Prada is one fashion brand that has latched onto film as a modern marketing channel. There have, of course, been some formal cinema collaborations with the brand such as Quantum of Solace and The Great Gatsby, but the smaller features prove just as intriguing.

It’s worth noting that the house of Prada is an Italian heritage brand with roots stretching back more than a hundred years ago. The 21st-century success of the brand is thanks in large part to Miuccia Prada, the granddaughter of founder Mario Prada. It was she who took the brand to international expansion, transforming the brand from an Italian leather goods label to a key player in the realm of ready-to-wear fashion.
Miuccia Prada’s BoF 500 profile says:
“Three years [after starting to design for her family’s accessories line], with the encouragement of her husband Patrizio Bertelli, Prada debuted her womenswear line in 1988, which she described as “uniforms for the slightly disenfranchised.” She would add Miu Miu, a secondary line, in 1993, which now shows in Paris and has become a powerful brand in its own right. In 1995, Prada released her first menswear line.”

Though Prada now has its tendrils outstretched across many different industries (eyewear, fragrance, bags, Miu Miu, Church’s, Car Shoe, etc.) there is still the unifying undercurrent of its leather heritage and elegant construction in the background.
This brings us to the little fashion nugget that was slipped into Wes Anderson’s 2014 dramedy The Grand Budapest Hotel. Two characters working at the hotel, Zero Moustafa (played by Anthony Revolori) and Monsieur Gustave H. (played by Ralph Fiennes), decide to hire an assassin to kill Madame D (played by Tilda Swinton) in an attempt to activate her missing second will.
The assassin? Enter J.G. Jopling.

Jopling (played by Willem Dafoe) is cloaked in a black leather Prada coat. The construction of the coat was aimed at emulating a World War II-era motorcycle coat called a Kradmantel. The jacket serves as a kind of physical and psychological shield for Jopling, keeping him both insulated and at a comfortable distance from the other characters.
Costume designer Milena Canonera actually was the one who designed the construction of the coat. She sewed a fabric mock-up, also known as a toile, and sent it off to Prada to be manufactured in fine Italian leather. Upon receiving the completed leather coat, Canonera added an extra touch of rustic elegance by lining the interior of the coat in red wool.

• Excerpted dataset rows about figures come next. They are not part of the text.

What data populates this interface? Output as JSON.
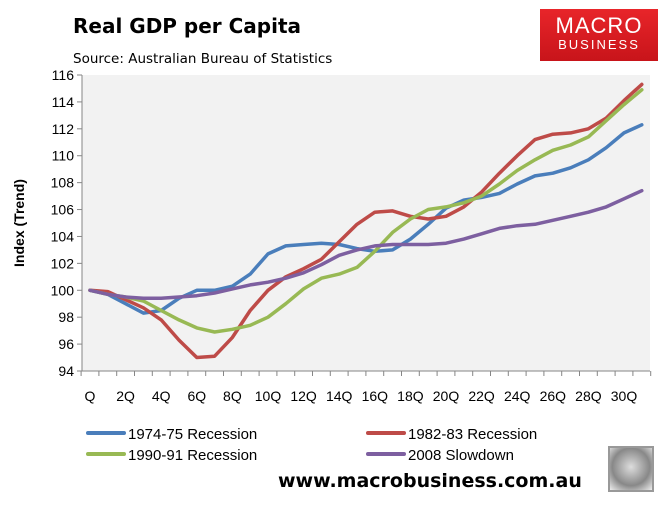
{
  "header": {
    "title": "Real GDP per Capita",
    "subtitle": "Source: Australian Bureau of Statistics"
  },
  "logo": {
    "line1": "MACRO",
    "line2": "BUSINESS"
  },
  "footer": {
    "website": "www.macrobusiness.com.au"
  },
  "chart_data": {
    "type": "line",
    "title": "Real GDP per Capita",
    "xlabel": "",
    "ylabel": "Index (Trend)",
    "ylim": [
      94,
      116
    ],
    "yticks": [
      94,
      96,
      98,
      100,
      102,
      104,
      106,
      108,
      110,
      112,
      114,
      116
    ],
    "x": [
      0,
      1,
      2,
      3,
      4,
      5,
      6,
      7,
      8,
      9,
      10,
      11,
      12,
      13,
      14,
      15,
      16,
      17,
      18,
      19,
      20,
      21,
      22,
      23,
      24,
      25,
      26,
      27,
      28,
      29,
      30,
      31
    ],
    "xtick_labels": [
      "Q",
      "2Q",
      "4Q",
      "6Q",
      "8Q",
      "10Q",
      "12Q",
      "14Q",
      "16Q",
      "18Q",
      "20Q",
      "22Q",
      "24Q",
      "26Q",
      "28Q",
      "30Q"
    ],
    "legend_placement": "bottom",
    "grid": false,
    "series": [
      {
        "name": "1974-75 Recession",
        "color": "#4a7ebb",
        "values": [
          100,
          99.7,
          99.0,
          98.3,
          98.5,
          99.4,
          100,
          100,
          100.3,
          101.2,
          102.7,
          103.3,
          103.4,
          103.5,
          103.4,
          103.1,
          102.9,
          103.0,
          103.8,
          104.9,
          106.1,
          106.7,
          106.9,
          107.2,
          107.9,
          108.5,
          108.7,
          109.1,
          109.7,
          110.6,
          111.7,
          112.3
        ]
      },
      {
        "name": "1982-83 Recession",
        "color": "#be4b48",
        "values": [
          100,
          99.9,
          99.3,
          98.7,
          97.8,
          96.3,
          95.0,
          95.1,
          96.5,
          98.5,
          100.0,
          101.0,
          101.6,
          102.3,
          103.6,
          104.9,
          105.8,
          105.9,
          105.5,
          105.3,
          105.5,
          106.2,
          107.3,
          108.7,
          110.0,
          111.2,
          111.6,
          111.7,
          112.0,
          112.8,
          114.1,
          115.3
        ]
      },
      {
        "name": "1990-91 Recession",
        "color": "#98b954",
        "values": [
          100,
          99.7,
          99.5,
          99.2,
          98.5,
          97.8,
          97.2,
          96.9,
          97.1,
          97.4,
          98.0,
          99.0,
          100.1,
          100.9,
          101.2,
          101.7,
          102.9,
          104.3,
          105.3,
          106.0,
          106.2,
          106.5,
          107.0,
          107.9,
          108.9,
          109.7,
          110.4,
          110.8,
          111.4,
          112.6,
          113.8,
          114.9
        ]
      },
      {
        "name": "2008 Slowdown",
        "color": "#7d5fa0",
        "values": [
          100,
          99.7,
          99.5,
          99.4,
          99.4,
          99.5,
          99.6,
          99.8,
          100.1,
          100.4,
          100.6,
          100.9,
          101.3,
          101.9,
          102.6,
          103.0,
          103.3,
          103.4,
          103.4,
          103.4,
          103.5,
          103.8,
          104.2,
          104.6,
          104.8,
          104.9,
          105.2,
          105.5,
          105.8,
          106.2,
          106.8,
          107.4
        ]
      }
    ]
  }
}
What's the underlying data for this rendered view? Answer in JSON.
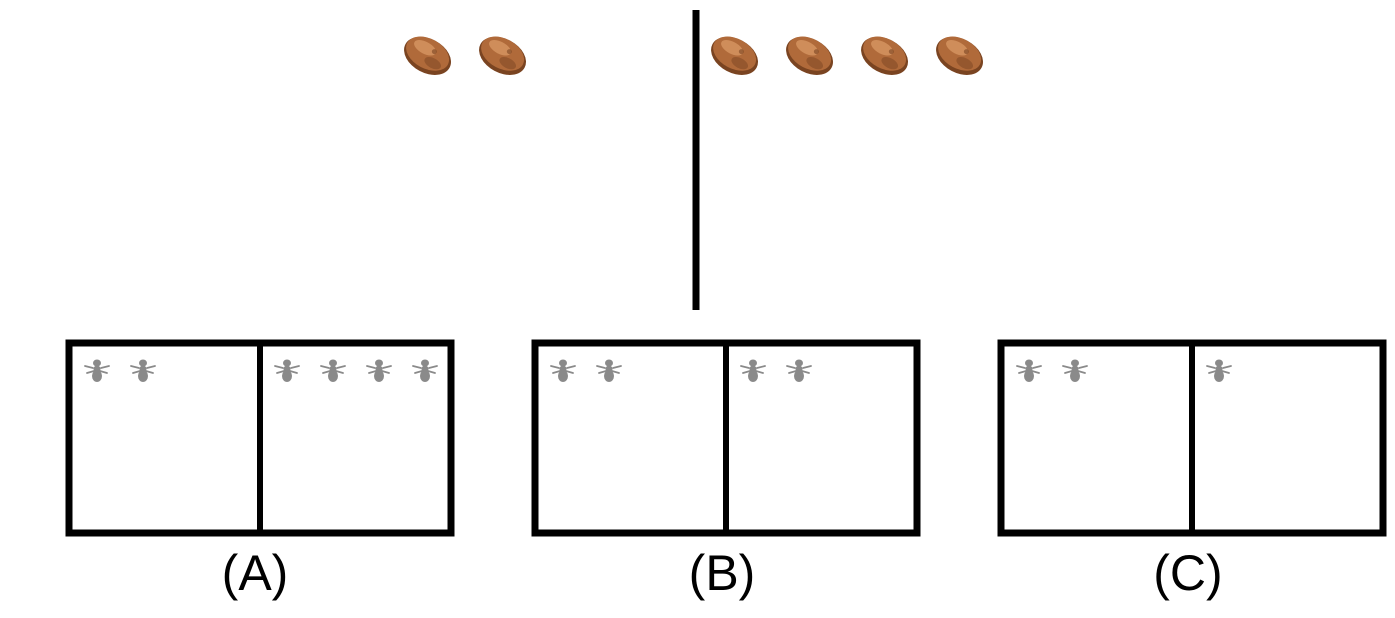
{
  "question": {
    "left_group": {
      "item": "rock",
      "count": 2
    },
    "right_group": {
      "item": "rock",
      "count": 4
    }
  },
  "options": [
    {
      "label": "(A)",
      "left_count": 2,
      "right_count": 4,
      "item": "ant"
    },
    {
      "label": "(B)",
      "left_count": 2,
      "right_count": 2,
      "item": "ant"
    },
    {
      "label": "(C)",
      "left_count": 2,
      "right_count": 1,
      "item": "ant"
    }
  ],
  "colors": {
    "line": "#000000",
    "rock_base": "#b06a3a",
    "rock_dark": "#7a4421",
    "rock_light": "#d99a66",
    "ant": "#8a8a8a"
  },
  "icons": {
    "rock": "rock-icon",
    "ant": "ant-icon"
  }
}
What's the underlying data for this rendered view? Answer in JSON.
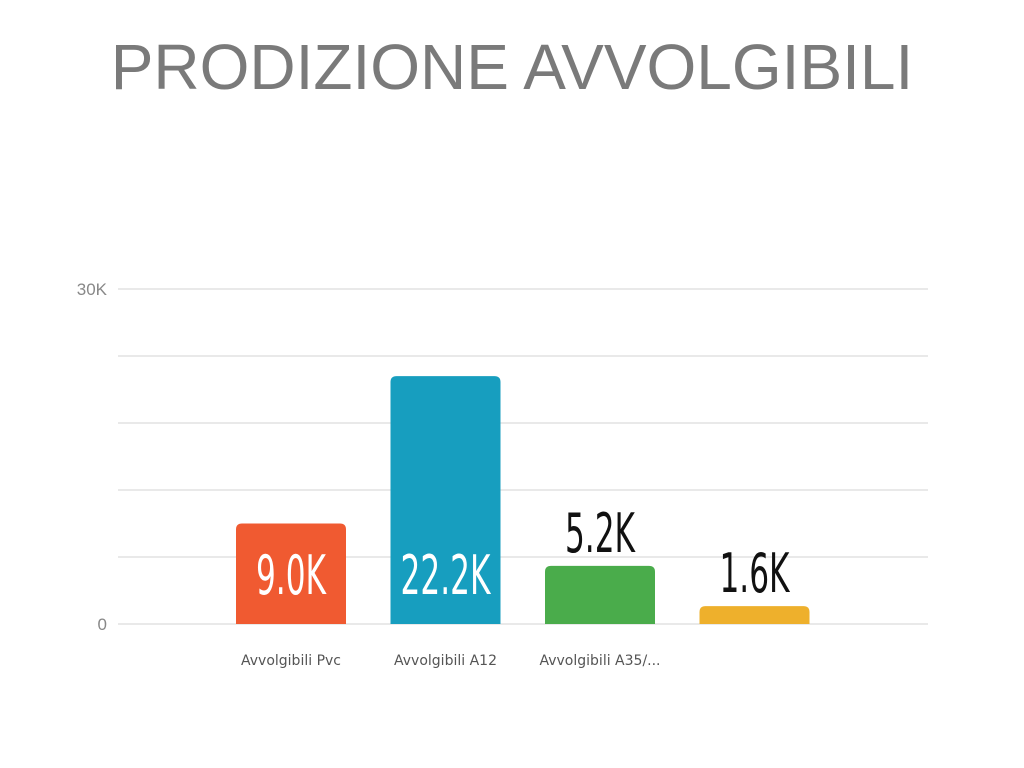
{
  "title": "PRODIZIONE AVVOLGIBILI",
  "chart_data": {
    "type": "bar",
    "title": "PRODIZIONE AVVOLGIBILI",
    "categories": [
      "Avvolgibili Pvc",
      "Avvolgibili A12",
      "Avvolgibili A35/...",
      ""
    ],
    "values": [
      9000,
      22200,
      5200,
      1600
    ],
    "data_labels": [
      "9.0K",
      "22.2K",
      "5.2K",
      "1.6K"
    ],
    "colors": [
      "#f05a31",
      "#179ebf",
      "#4aac4b",
      "#eeb02c"
    ],
    "label_colors": [
      "#ffffff",
      "#ffffff",
      "#111111",
      "#111111"
    ],
    "label_inside": [
      true,
      true,
      false,
      false
    ],
    "ylim": [
      0,
      30000
    ],
    "y_ticks": [
      {
        "value": 0,
        "label": "0"
      },
      {
        "value": 30000,
        "label": "30K"
      }
    ],
    "gridlines": [
      0,
      6000,
      12000,
      18000,
      24000,
      30000
    ],
    "grid": true,
    "xlabel": "",
    "ylabel": ""
  }
}
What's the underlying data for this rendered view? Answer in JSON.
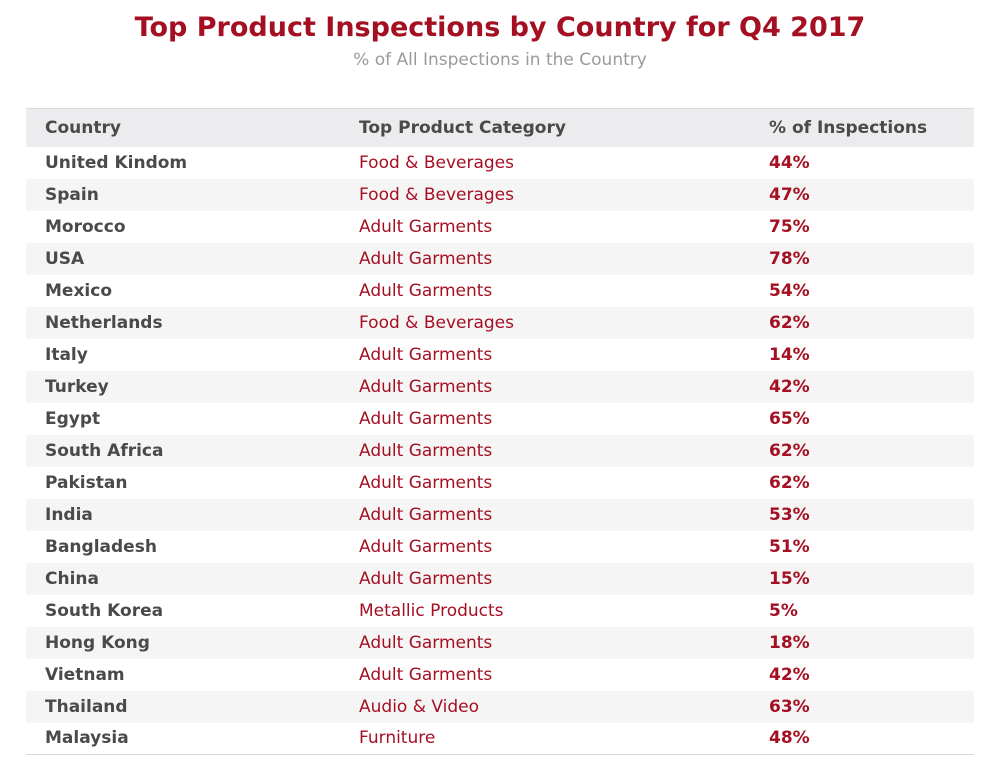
{
  "chart_data": {
    "type": "table",
    "title": "Top Product Inspections by Country for Q4 2017",
    "subtitle": "% of All Inspections in the Country",
    "columns": [
      "Country",
      "Top Product Category",
      "% of Inspections"
    ],
    "rows": [
      {
        "country": "United Kindom",
        "category": "Food & Beverages",
        "pct": "44%"
      },
      {
        "country": "Spain",
        "category": "Food & Beverages",
        "pct": "47%"
      },
      {
        "country": "Morocco",
        "category": "Adult Garments",
        "pct": "75%"
      },
      {
        "country": "USA",
        "category": "Adult Garments",
        "pct": "78%"
      },
      {
        "country": "Mexico",
        "category": "Adult Garments",
        "pct": "54%"
      },
      {
        "country": "Netherlands",
        "category": "Food & Beverages",
        "pct": "62%"
      },
      {
        "country": "Italy",
        "category": "Adult Garments",
        "pct": "14%"
      },
      {
        "country": "Turkey",
        "category": "Adult Garments",
        "pct": "42%"
      },
      {
        "country": "Egypt",
        "category": "Adult Garments",
        "pct": "65%"
      },
      {
        "country": "South Africa",
        "category": "Adult Garments",
        "pct": "62%"
      },
      {
        "country": "Pakistan",
        "category": "Adult Garments",
        "pct": "62%"
      },
      {
        "country": "India",
        "category": "Adult Garments",
        "pct": "53%"
      },
      {
        "country": "Bangladesh",
        "category": "Adult Garments",
        "pct": "51%"
      },
      {
        "country": "China",
        "category": "Adult Garments",
        "pct": "15%"
      },
      {
        "country": "South Korea",
        "category": "Metallic Products",
        "pct": "5%"
      },
      {
        "country": "Hong Kong",
        "category": "Adult Garments",
        "pct": "18%"
      },
      {
        "country": "Vietnam",
        "category": "Adult Garments",
        "pct": "42%"
      },
      {
        "country": "Thailand",
        "category": "Audio & Video",
        "pct": "63%"
      },
      {
        "country": "Malaysia",
        "category": "Furniture",
        "pct": "48%"
      }
    ]
  }
}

Prada is one brand that seems to take greater pleasure in the act of contributing to cinema costuming than it does in receiving credit for the act. Prada has, in fact, produced numerous short films with major filmmakers. These films are less about a stamp of “Costume by Prada” and more about investing in the medium of cinema.
The late, great fashion historian Christopher Laverty noted that Prada has a “keen interest in film-making as a twenty-first century marketing tool.” The brand is also keen on initiating these cross-industry collaborations. Laverty notes:
“In early 2014 [Prada] teamed up with costumiers Michael Wilkinson (with Tim Martin), Arienne Phillips, and Milena Canonero to construct a series of installations. This…is the first time a brand has reached out to costume designers to join forces and not the other way around.”

Laverty also remarked that Prada is one of the few brands that seems “genuinely far more interested in what they can provide for cinema than take away, which is probably why their filmic collaborations continue to be so harmonious.”
And thus, Milena Canonero earned herself an Academy Award for Best Costume Design for her work on The Grand Budapest Hotel. Unlike other instances of this phenomenon, like Black Swan and Sabrina, there was no tough love or media uproar for the designer brand going unrecognized. Canonero executed the film’s costuming perfectly, and Prada nailed Jopling’s jacket.